La presentazione dell’evento
Il centro storico torna a trasformarsi in un grande teatro medievale. È stata presentata questa mattina, nella sala consiliare del Comune, l’edizione 2026 di “Ludi Antiqui – La città-gioco nelle Fiere di Montolmo”, la rievocazione storica organizzata dall’associazione La Margutta con il patrocinio e il sostegno del Comune e di numerose realtà private, in programma il 21 e 22 agosto e poi dal 27 al 30 agosto.
Si parte venerdì 21, quando piazza del Popolo accoglierà alle 19,30 l’attesa Taverna dell’Olmo. La serata proseguirà in piazza Corridoni con la solenne cerimonia dell’Offerta dei Ceri, libero adattamento dalle ricerche condotte da Modestino Cacciurri, cui seguiranno la benedizione del Palio e la presentazione delle squadre delle Contrade, accompagnate dalla Liturgia della Parola officiata dal parroco don Fabio Moretti. Alle 22 spazio a “I suoni di Montolmo: Tamburi in festa”, il festival dei tamburi con protagonisti il gruppo Vox Ulmi e altre formazioni ospiti.
Sabato 22, alle 21, il maestoso Gran corteo storico della Margutta attraverserà le vie del centro storico per un viaggio nella Montolmo medievale, arricchito dalla presenza delle delegazioni della Cavalcata dell’Assunta di Fermo, delle Tradizioni sanginesine di San Ginesio, dell’Armata di Pentecoste di Monterubbiano, del Palio di San Floriano di Jesi e delle rievocazioni storiche di Grottazzolina. Alle 22,30 la Compagnia della Marca porterà in scena uno spettacolo tratto dal “Romeo e Giulietta” di Shakespeare.
La manifestazione riprende giovedì 27 all’ippodromo Martini, che alle 20,30 ospiterà il Premio Terre di Montolmo, gara di corse al galoppo con abbinamento dei cavalli alle Contrade, valida per l’assegnazione del Palio 2026. Venerdì 28, alle 20, in piazza Corridoni si aprono il borgo medievale “Le Fiere di Montolmo” e il Torneo Ludi Antiqui, con le disfide tra Contrade condotte dalle improvvisazioni in rima di Gianluca Foresi. Sabato 29 nuova serata di sfide e, alle 23, la premiazione della Contrada vincitrice del Palio 2026 e del Palio dei bambini.
Gran finale domenica 30 alle 21,30 con la rievocazione “La Bataille de Caresme et de Charnage”, azione scenica guidata da Gianluca Foresi e animata dai figuranti del Consiglio di Cernita e delle Contrade, dal gruppo tamburi Vox Ulmi, dalla corale Schola Cantorum S. Caecilia di Corridonia, dal gruppo medievale Errabundi Musici, dal gruppo di danza storica Quam Pulchra Es e con la partecipazione straordinaria della Compagnia dei Folli di Ascoli Piceno. Alle 22,30 la premiazione della Contrada vincitrice del Premio Phoenix, riconoscimento dedicato a chi avrà meglio ricreato le atmosfere della Montolmo medievale.

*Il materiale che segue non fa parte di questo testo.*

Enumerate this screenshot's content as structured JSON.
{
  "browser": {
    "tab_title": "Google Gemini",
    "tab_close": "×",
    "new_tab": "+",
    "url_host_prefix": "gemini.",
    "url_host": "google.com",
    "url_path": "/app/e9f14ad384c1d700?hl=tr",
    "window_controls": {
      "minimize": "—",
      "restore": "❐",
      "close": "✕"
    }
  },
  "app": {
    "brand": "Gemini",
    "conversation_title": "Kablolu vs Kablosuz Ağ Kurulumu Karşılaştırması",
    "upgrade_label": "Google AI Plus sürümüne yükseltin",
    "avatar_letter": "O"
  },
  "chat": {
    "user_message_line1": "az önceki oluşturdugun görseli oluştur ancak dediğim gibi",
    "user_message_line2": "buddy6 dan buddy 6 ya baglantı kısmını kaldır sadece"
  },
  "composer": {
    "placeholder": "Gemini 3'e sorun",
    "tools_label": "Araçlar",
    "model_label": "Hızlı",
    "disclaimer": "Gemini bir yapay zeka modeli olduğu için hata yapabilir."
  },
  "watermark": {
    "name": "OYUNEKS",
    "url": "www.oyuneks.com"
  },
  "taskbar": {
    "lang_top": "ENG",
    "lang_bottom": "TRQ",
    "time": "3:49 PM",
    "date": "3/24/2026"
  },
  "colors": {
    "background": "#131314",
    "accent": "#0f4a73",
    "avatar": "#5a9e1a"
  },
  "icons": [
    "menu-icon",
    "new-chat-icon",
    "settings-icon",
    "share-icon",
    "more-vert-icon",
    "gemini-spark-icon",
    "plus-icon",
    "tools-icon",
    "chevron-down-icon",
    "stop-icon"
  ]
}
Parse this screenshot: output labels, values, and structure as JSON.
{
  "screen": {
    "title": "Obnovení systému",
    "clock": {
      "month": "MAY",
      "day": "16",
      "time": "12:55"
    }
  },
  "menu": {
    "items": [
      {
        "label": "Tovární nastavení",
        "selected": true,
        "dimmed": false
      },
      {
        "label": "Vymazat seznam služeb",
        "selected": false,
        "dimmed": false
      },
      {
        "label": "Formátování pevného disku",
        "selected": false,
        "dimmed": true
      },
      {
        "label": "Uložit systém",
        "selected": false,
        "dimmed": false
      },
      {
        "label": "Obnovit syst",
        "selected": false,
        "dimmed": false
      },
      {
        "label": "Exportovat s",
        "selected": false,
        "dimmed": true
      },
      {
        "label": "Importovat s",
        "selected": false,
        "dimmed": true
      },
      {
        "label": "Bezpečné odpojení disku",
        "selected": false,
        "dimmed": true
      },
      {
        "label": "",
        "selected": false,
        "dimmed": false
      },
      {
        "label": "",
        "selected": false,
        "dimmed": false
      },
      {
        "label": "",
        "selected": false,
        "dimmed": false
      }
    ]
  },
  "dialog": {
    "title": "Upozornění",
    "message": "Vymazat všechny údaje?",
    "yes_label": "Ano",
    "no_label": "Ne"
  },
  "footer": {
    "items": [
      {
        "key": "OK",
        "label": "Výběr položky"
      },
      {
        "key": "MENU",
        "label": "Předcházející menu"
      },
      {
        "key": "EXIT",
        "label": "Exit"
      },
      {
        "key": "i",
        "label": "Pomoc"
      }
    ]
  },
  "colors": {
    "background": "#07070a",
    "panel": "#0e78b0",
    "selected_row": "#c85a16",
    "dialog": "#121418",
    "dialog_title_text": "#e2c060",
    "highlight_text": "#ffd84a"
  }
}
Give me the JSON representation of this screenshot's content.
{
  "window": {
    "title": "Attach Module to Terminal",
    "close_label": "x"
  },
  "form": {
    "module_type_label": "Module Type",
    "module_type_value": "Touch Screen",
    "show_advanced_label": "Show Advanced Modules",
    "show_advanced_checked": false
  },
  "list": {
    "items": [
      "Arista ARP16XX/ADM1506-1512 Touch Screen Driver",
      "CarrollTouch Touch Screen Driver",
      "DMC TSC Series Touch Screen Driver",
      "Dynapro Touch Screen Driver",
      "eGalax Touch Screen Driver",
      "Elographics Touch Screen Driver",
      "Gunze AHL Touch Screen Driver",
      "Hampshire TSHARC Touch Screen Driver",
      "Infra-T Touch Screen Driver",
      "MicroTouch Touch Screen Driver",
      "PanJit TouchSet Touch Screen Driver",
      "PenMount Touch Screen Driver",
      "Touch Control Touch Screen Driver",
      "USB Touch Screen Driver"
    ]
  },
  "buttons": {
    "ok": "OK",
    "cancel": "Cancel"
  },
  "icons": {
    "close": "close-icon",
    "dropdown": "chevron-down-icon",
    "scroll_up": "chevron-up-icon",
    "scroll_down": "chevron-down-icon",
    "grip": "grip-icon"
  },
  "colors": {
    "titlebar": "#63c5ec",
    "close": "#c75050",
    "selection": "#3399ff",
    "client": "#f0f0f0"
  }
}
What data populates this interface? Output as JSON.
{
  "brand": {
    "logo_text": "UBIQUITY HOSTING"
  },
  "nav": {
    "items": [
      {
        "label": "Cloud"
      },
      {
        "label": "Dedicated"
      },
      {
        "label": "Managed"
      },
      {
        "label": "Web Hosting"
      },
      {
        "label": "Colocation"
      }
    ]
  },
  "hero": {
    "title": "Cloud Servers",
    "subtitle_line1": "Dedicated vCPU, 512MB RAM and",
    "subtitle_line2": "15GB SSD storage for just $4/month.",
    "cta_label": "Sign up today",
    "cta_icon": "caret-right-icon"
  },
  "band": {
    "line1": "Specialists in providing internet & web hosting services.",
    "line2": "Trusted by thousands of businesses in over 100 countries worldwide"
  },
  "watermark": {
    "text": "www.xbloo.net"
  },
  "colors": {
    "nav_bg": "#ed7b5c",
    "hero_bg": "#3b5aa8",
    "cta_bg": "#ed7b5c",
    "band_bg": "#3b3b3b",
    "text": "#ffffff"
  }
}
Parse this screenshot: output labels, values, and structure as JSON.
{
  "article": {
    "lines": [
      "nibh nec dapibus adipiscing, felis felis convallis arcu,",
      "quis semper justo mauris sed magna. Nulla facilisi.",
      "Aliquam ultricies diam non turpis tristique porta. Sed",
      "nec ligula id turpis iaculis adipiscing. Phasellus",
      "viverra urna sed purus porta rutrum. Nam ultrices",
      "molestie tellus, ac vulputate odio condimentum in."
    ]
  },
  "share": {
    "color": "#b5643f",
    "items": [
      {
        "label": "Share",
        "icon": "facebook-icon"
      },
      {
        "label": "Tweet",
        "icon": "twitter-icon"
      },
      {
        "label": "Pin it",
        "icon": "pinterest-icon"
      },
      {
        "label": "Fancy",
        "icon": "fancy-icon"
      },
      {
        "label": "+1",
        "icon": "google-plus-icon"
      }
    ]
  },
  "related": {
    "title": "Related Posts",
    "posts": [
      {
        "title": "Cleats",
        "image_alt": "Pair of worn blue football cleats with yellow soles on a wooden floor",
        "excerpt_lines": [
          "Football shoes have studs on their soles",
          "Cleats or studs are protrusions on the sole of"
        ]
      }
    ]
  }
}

«In un mondo che corre sempre più veloce verso il futuro – afferma la sindaca Giuliana Giampaoli – accettiamo la sfida di recuperare il nostro passato fatto di tradizioni, linguaggi, ritmi e rituali che hanno plasmato nei secoli la nostra straordinaria cultura. Lo facciamo con un linguaggio coinvolgente e universale, la rievocazione, che trasforma la storia in un’esperienza tangibile, sensoriale, capace di contribuire al rafforzamento del legame identitario delle nostre comunità e di nutrire le radici che ci legano, uomini, territori, eventi».

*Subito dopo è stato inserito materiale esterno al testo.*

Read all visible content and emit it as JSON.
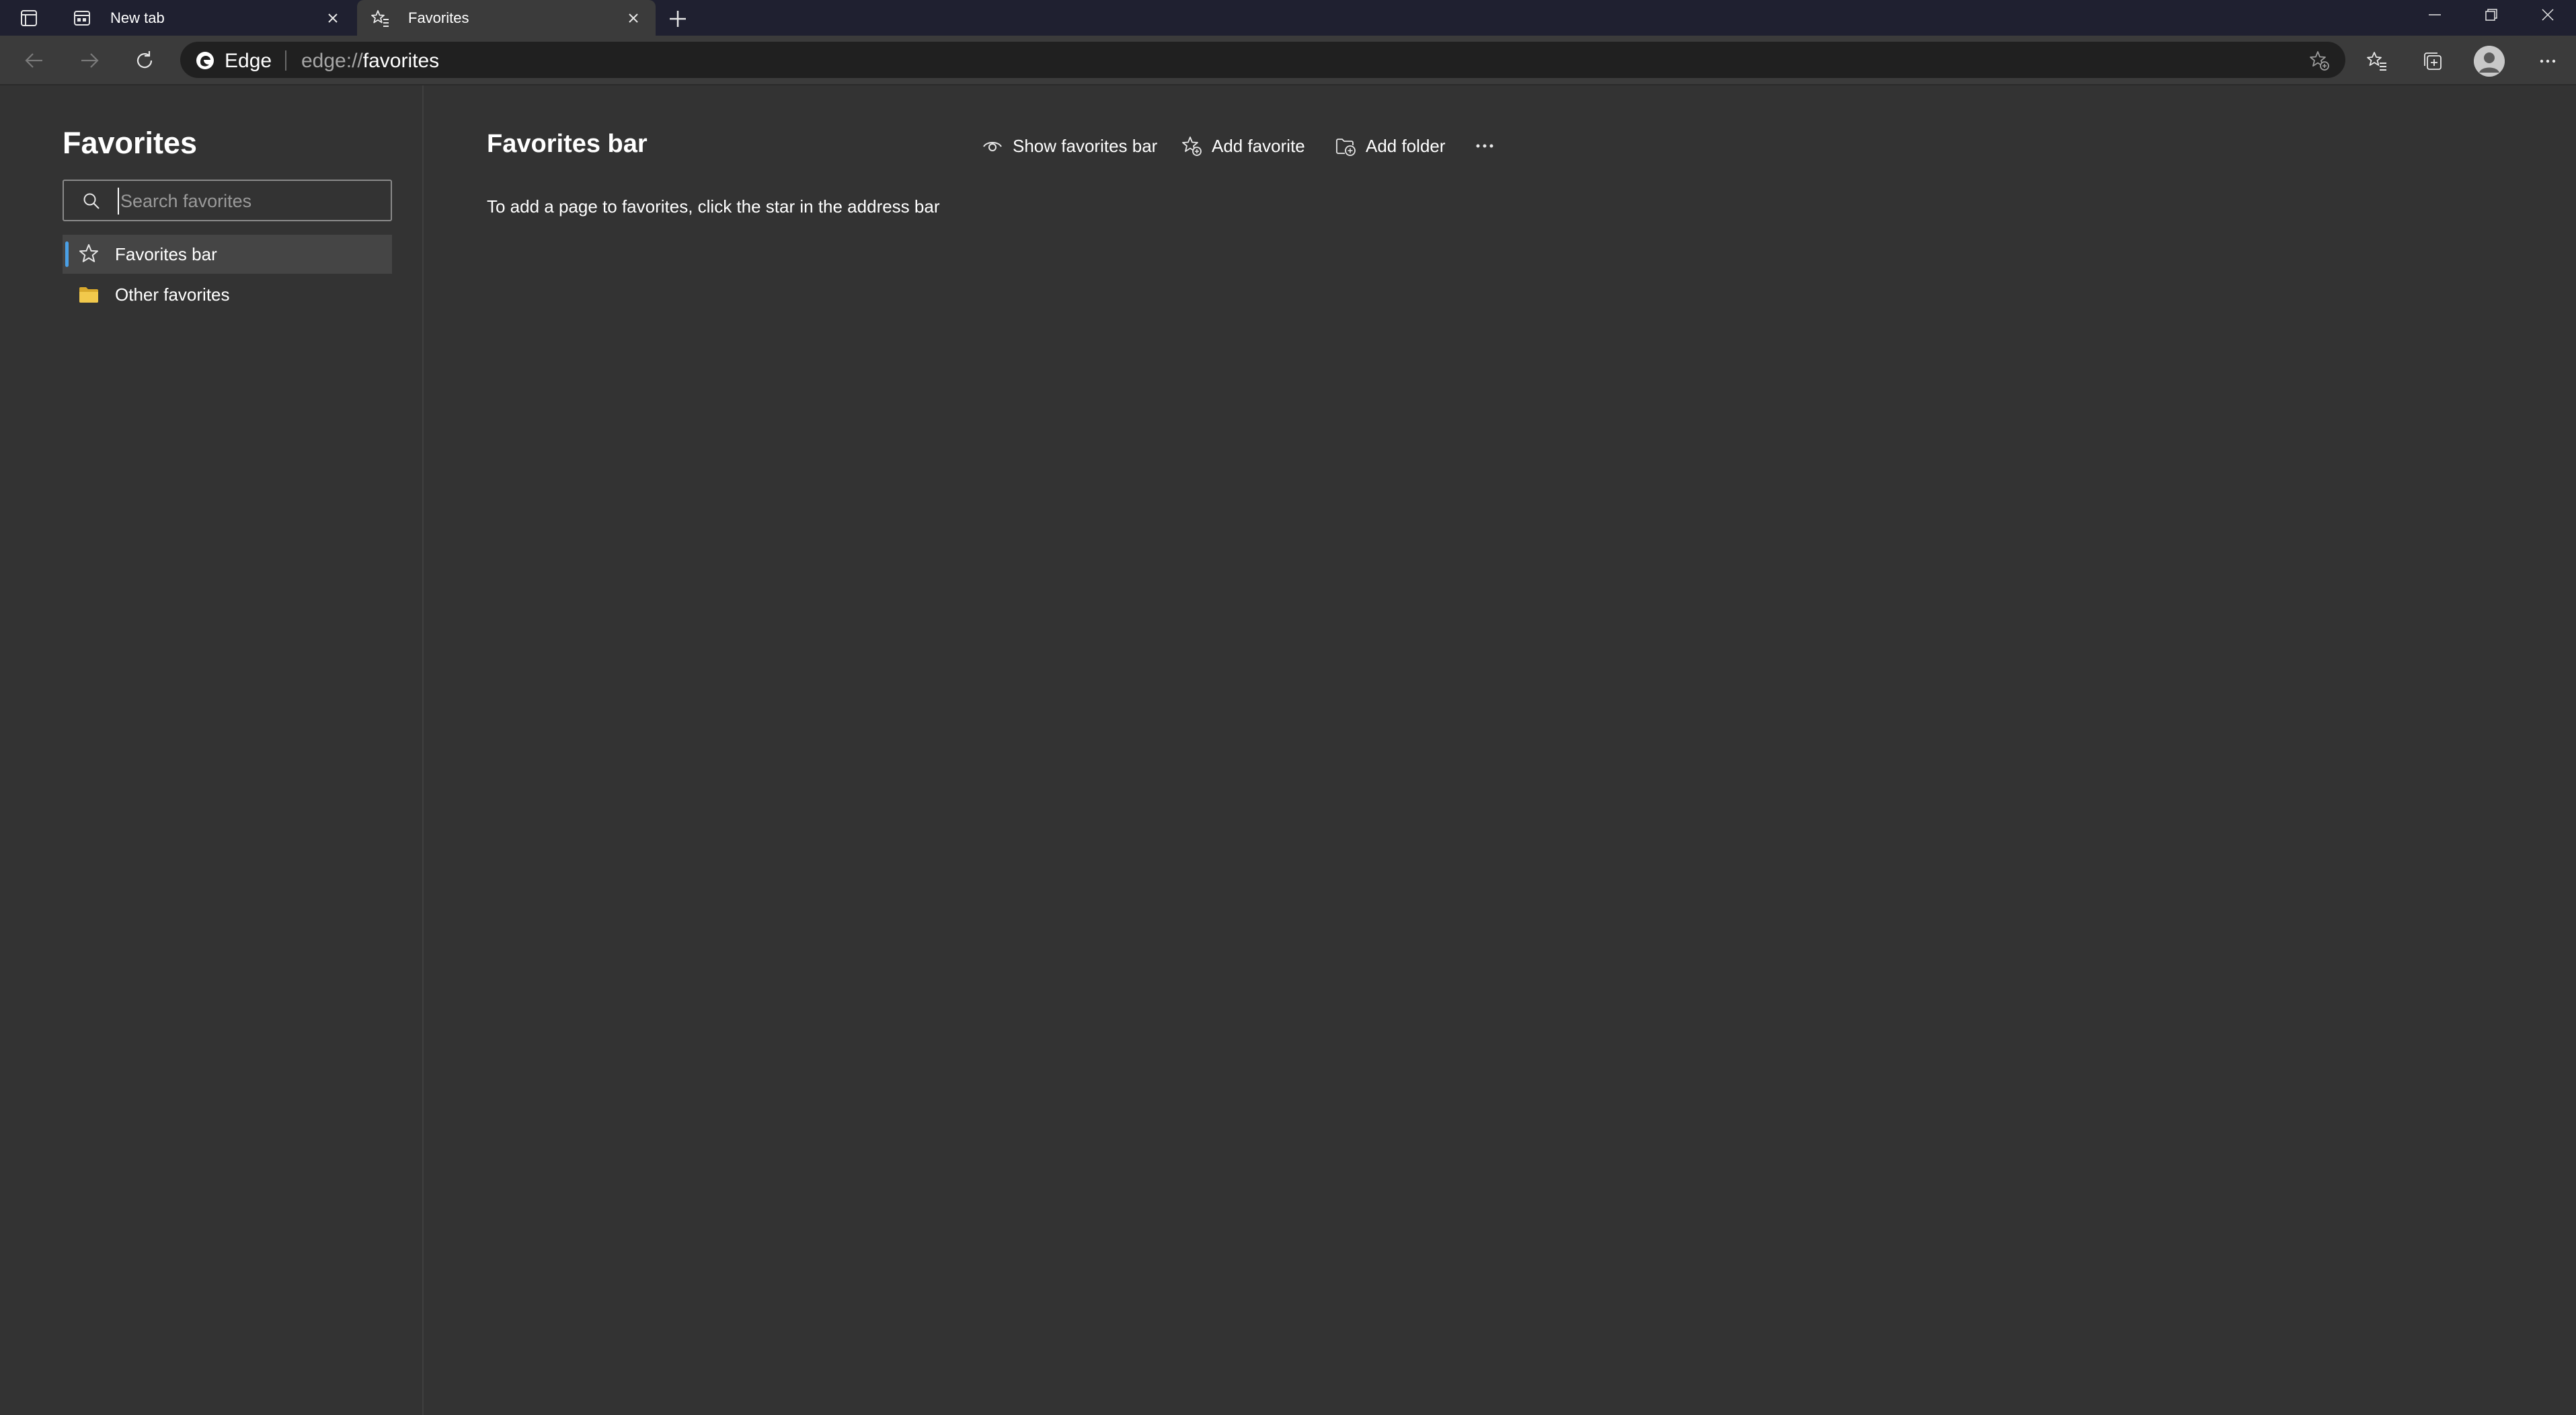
{
  "tabs": [
    {
      "title": "New tab",
      "icon": "new-tab-page-icon",
      "active": false
    },
    {
      "title": "Favorites",
      "icon": "favorites-star-icon",
      "active": true
    }
  ],
  "address_bar": {
    "site_label": "Edge",
    "url_scheme": "edge://",
    "url_host": "favorites"
  },
  "sidebar": {
    "title": "Favorites",
    "search_placeholder": "Search favorites",
    "items": [
      {
        "label": "Favorites bar",
        "icon": "star-icon",
        "selected": true
      },
      {
        "label": "Other favorites",
        "icon": "folder-icon",
        "selected": false
      }
    ]
  },
  "main": {
    "title": "Favorites bar",
    "commands": {
      "show_bar": "Show favorites bar",
      "add_favorite": "Add favorite",
      "add_folder": "Add folder"
    },
    "empty_message": "To add a page to favorites, click the star in the address bar"
  },
  "colors": {
    "titlebar": "#1f2030",
    "toolbar": "#3b3b3b",
    "page_background": "#333333",
    "selection_accent": "#4aa0e6",
    "folder": "#f2c94c"
  }
}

«La città si prepara a vivere giorni straordinari in cui l’intera comunità si stringerà attorno alle proprie radici – dichiara l’assessore alla Cultura Massimo Cesca –. Il lavoro di preparazione dei mesi scorsi svolto dal Consiglio di Cernita della Margutta e dalle varie contrade sta per culminare in un’edizione ricca di novità, nella quale agonismo, cultura e socialità saranno protagonisti assoluti. Invitiamo tutti i cittadini e i turisti presenti nel territorio a raggiungere Corridonia nelle giornate di fine agosto per riscoprire insieme la bellezza e il fascino della nostra storia».